Пятидесятилетний Бокен имел двух жен. От старшей у него было четыре дочери. Вторая порадовала его мальчиком, но потом подряд родила двух дочерей. Мальчику было уже тринадцать лет. Он был крепок в кости и отчаянно смел. С трех лет уже прочно держался в седле и метко стрелял в кожаную мишень. Бокен нередко украдкой наблюдал за сыном. Прабабкой его по матери была джунгарка, взятая в плен при набеге. Как обернется позже чужая кровь, что течет в его жилах? Кто его знает... Правда, стоило ему вспомнить, сколько таких полукровок рассеяно по казахской земле, даже хан Тауке, о мудрости которого народ слагает легенды, был рожден от джунгарки, - и страхи его на время улетучивались. Вскоре Батыр стал первым приходить на своем саврасом на скачках, мог объездить самого строптивого коня, попасть из лука в куропатку на дальнем склоне горы, а в борьбе однажды взял верх над дюжим парнем шестнадцати годов. В конце лета, когда скот еще жировал в урочище, нежданно нагрянули ночью воры и увели косяк лошадей. Вдогонку им был послан целый отряд. Батыр тоже напросился ехать. Часть косяка удалось отбить. В стычке с конокрадами сын сражался, как настоящий воин, и был ранен в плечо. С тех пор Бокена навсегда оставили сомнения, и место их в сердце его прочно заняла гордость за сына.
Время шло. Вот и годовые поминки по Куману справили. Айжан пошел семнадцатый год.
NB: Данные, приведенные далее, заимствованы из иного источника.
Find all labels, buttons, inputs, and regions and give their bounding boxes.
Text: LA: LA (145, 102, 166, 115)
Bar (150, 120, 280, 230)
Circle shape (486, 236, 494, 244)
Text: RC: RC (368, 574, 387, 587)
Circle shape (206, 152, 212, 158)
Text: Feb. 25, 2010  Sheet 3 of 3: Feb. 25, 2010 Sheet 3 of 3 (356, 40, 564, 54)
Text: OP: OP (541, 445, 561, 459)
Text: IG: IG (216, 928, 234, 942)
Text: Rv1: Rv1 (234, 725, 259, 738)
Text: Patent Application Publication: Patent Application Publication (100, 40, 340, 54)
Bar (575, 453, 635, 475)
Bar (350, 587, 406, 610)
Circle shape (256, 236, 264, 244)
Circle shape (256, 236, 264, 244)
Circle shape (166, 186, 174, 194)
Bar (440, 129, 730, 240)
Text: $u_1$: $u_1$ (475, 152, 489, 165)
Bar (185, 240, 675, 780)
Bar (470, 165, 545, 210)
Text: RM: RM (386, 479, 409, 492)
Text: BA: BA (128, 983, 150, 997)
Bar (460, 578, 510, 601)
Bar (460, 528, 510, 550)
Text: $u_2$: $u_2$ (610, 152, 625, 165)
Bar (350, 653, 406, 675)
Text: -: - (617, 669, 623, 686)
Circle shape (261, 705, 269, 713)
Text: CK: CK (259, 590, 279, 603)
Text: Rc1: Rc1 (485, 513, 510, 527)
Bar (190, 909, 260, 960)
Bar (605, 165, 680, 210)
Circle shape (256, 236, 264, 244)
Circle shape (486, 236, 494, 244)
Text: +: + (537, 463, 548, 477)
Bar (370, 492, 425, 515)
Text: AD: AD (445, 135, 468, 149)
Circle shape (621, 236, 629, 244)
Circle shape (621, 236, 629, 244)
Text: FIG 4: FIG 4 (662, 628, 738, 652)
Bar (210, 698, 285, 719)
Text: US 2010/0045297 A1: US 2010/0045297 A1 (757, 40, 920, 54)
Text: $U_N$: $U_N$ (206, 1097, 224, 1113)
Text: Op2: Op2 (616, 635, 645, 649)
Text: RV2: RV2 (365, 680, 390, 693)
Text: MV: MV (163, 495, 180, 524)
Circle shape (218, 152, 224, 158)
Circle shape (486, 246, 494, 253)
Она еще больше похорошела, сошла с лица детская припухлость. Некогда игривые глаза ее стали глубокими и бездонными, как два колодца. Траур Айжан пришел к концу. Мысль о том, что он имеет полное право сделать девушку своей третьей женой, и она родит ему других сыновей, возносила Бокена в заоблачные выси. Но стоило ему вспомнить о пропасти в годах, что разделяла их, благостное настроение его скисало, как молоко от капли айрана. Потом опять лукавый нашептывал Бокену об усладах, которые можно познать в объятиях юной девы, и он отдавался во власть греховных грез. Промаявшись так с месяц, Бокен, наконец,принял решение. В один из первых погожих дней осени он наведался к сватам. За угощением Сатай и Дильда с тревогой всматривались в его лицо, пытаясь понять, с чем тот прибыл.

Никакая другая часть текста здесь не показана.